20-01-2011 13:29:01

« Les Beatles sont arrivés au Bourget, tout simplement ! »

Jean Michel Boris dirigea avec Bruno Coquatrix l’Olympia. Depuis 1954 et après la mort du fondateur et jusqu’en 2001, il fut à la tête de ce lieu mythique. Durant 46 ans, il a assisté aux émerveillements du public et surtout au premier concert des Beatles en France. Interview.

Micmag : Les années 60 sont elles importantes pour l’Olympia ? 

Jean Michel Boris : D’abord il faut dire que les années 60 sont très fertile pour l’Olympia, nous travaillons avec la radio Europe n°1. Toute la musique anglo-saxonne est passée à ce moment là. Je puis citer ceux qui n’y sont pas passés : Elvis Presley, les Who et les Pink Floyd. 

M : Vous avez organisé le premier concert des Beatles en France, comment avez-vous procédé ?

J.M.B. : C’est la grosse aventure. Je recevais à ce moment-là des disques de la maison Odéon dont un 45tours d’un groupe qui s’appelait les Beatles. L’impresario de ces gens-là,  Brian Epstein nous envoyait des photos régulièrement, il insistait. J’en ai parlé à Bruno (Coquatrix) et lui ai dis que le disque était charmant. Il me demande de prendre contact avec ce gars qui nous écrit tout le temps à leur sujet. Brian Eptstein nous a invité à Londres pour passer la journée. Il nous a invité à manger chez Prunier. Et nous sommes revenus avec un contrat de 1200 Francs par jour. Pour nous c’était un groupe comme un autre. Et puis quelques mois avant la date du concert, Bruno est inquiet. Comment remplir la salle avec le seul nom des Beatles ? Nous rassemblons donc quelques personnalités. Nous prenons la petite Bulgare (Sylvie Vartan) qui commençait à fonctionner et Pierre Vassiliu avec ses chansons gaillardes. Nous cherchions à gonfler l’affiche et demandons conseil à un ami Américain d’ici. Il nous dit que « Si j’avais un marteau » de Claude François passe à la radio. Il connaît Trini Lopez.qui chante lui l’original de cette chanson en anglais. C’est comme ça que nous avons créé ce plateau d’artistes. Tous à égalité dans le même programme. C’est un concours de circonstance.
M : Comment s’est passée l’arrivée des Beatles à Paris en 1964 ?

J.M.B. : Ils sont arrivés au Bourget très simplement. Ils avaient fait venir par la route leur Rolls. Ils avaient parfaitement conscience qu’ils n’étaient pas des vedettes en France. Je me rappelle qu’au Bourget il y avait des jeunes filles avec des socquettes blanches qui hurlaient mais pas en nombre. Leur succès fut bon mais sans explosion. L’année suivante l’on a senti qu’il se passait quelque chose, nous avons donc signé un contrat pour le Palais des Sports. Ils ont rempli le Palais des sports.

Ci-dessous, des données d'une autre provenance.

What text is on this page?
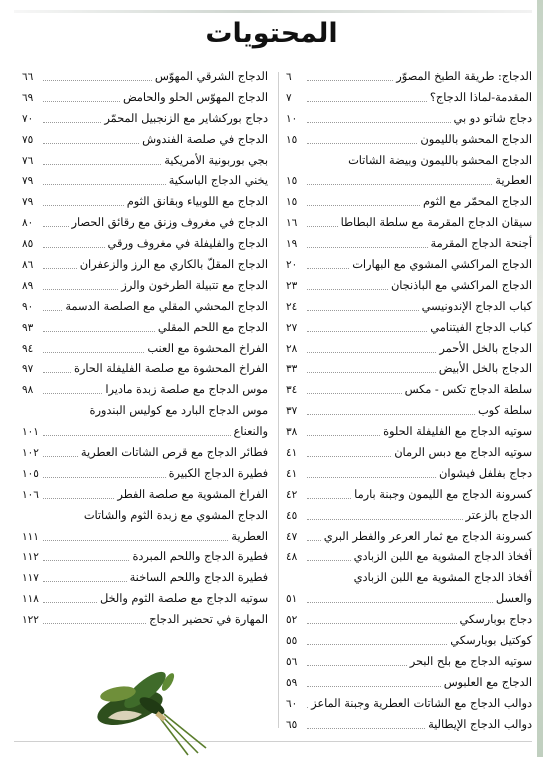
المحتويات
الدجاج: طريقة الطبخ المصوّر
٦
المقدمة-لماذا الدجاج؟
٧
دجاج شاتو دو بي
١٠
الدجاج المحشو بالليمون
١٥
الدجاج المحشو بالليمون وبيضة الشاتات
العطرية
١٥
الدجاج المحمّر مع الثوم
١٥
سيقان الدجاج المقرمة مع سلطة البطاطا
١٦
أجنحة الدجاج المقرمة
١٩
الدجاج المراكشي المشوي مع البهارات
٢٠
الدجاج المراكشي مع الباذنجان
٢٣
كباب الدجاج الإندونيسي
٢٤
كباب الدجاج الفيتنامي
٢٧
الدجاج بالخل الأحمر
٢٨
الدجاج بالخل الأبيض
٣٣
سلطة الدجاج تكس - مكس
٣٤
سلطة كوب
٣٧
سوتيه الدجاج مع الفليفلة الحلوة
٣٨
سوتيه الدجاج مع دبس الرمان
٤١
دجاج بفلفل فيشوان
٤١
كسرونة الدجاج مع الليمون وجبنة بارما
٤٢
الدجاج بالزعتر
٤٥
كسرونة الدجاج مع ثمار العرعر والفطر البري
٤٧
أفخاذ الدجاج المشوية مع اللبن الزبادي
٤٨
أفخاذ الدجاج المشوية مع اللبن الزبادي
والعسل
٥١
دجاج بوبارسكي
٥٢
كوكتيل بوبارسكي
٥٥
سوتيه الدجاج مع بلح البحر
٥٦
الدجاج مع العلبوس
٥٩
دوالب الدجاج مع الشاتات العطرية وجبنة الماعز
٦٠
دوالب الدجاج الإيطالية
٦٥
الدجاج الشرقي المهوّس
٦٦
الدجاج المهوّس الحلو والحامض
٦٩
دجاج بوركشاير مع الزنجبيل المحمّر
٧٠
الدجاج في صلصة الفندوش
٧٥
بجي بوربونية الأمريكية
٧٦
يخني الدجاج الباسكية
٧٩
الدجاج مع اللوبياء وبقانق الثوم
٧٩
الدجاج في مغروف وزنق مع رقائق الحصار
٨٠
الدجاج والفليفلة في مغروف ورقي
٨٥
الدجاج المقلّ بالكاري مع الرز والزعفران
٨٦
الدجاج مع تتبيلة الطرخون والرز
٨٩
الدجاج المحشي المقلي مع الصلصة الدسمة
٩٠
الدجاج مع اللحم المقلي
٩٣
الفراخ المحشوة مع العنب
٩٤
الفراخ المحشوة مع صلصة الفليفلة الحارة
٩٧
موس الدجاج مع صلصة زبدة ماديرا
٩٨
موس الدجاج البارد مع كوليس البندورة
والنعناع
١٠١
فطائر الدجاج مع قرص الشاتات العطرية
١٠٢
فطيرة الدجاج الكبيرة
١٠٥
الفراخ المشوية مع صلصة الفطر
١٠٦
الدجاج المشوي مع زبدة الثوم والشاتات
العطرية
١١١
فطيرة الدجاج واللحم المبردة
١١٢
فطيرة الدجاج واللحم الساخنة
١١٧
سوتيه الدجاج مع صلصة الثوم والخل
١١٨
المهارة في تحضير الدجاج
١٢٢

M : Et les Rolling Stones ?
J.M.B. : Quelques mois plus tard ils se présentent. Je ne me rendais pas compte que nous étions en train de vivre un énorme bouleversement. Il y avait là aussi toute une addition de talents. Brian Jones était encore dans le groupe… Ils reviennent tous en pèlerinage à l’Olympia. Paul Mac Cartney est revenu cette année. 
 M : La France vit alors sous le phénomène des yéyés… Etaient-ils aussi niais qu’on le dit ?

J.M.B. : C’était une nécessité sociale. Les jeunes avaient envie de cette musique. Les textes étaient niais parfois. Mais il y avait des super musiques. Un garçon comme Georges Abert a écrit « Noir c’est noir » sur un bout de table pendant que Johnny répétait la musique. Parfois c’était un peu limite…

M: Avez-vous senti à travers la musique le vent de révolte arriver, le mai 68 ?

J.M.B. : J’étais trop jeune pour ça. J’avais 33 ans. J’étais aussi fou que les autres. Je vivais une aventure dingue dans ce lieu. La révolution 68 on ne se doutait pas que cela allait être… une vague de fond aussi importante. Il est évident que nous avons senti un choc musical et qu’il fallait s’accrocher. En 1970 nous avons arrêté avec l’orchestre à demeure à l’Olympia.

Nous étions en train d’ électrifier, les guitares prenaient le dessus. C’était le grand bouleversement.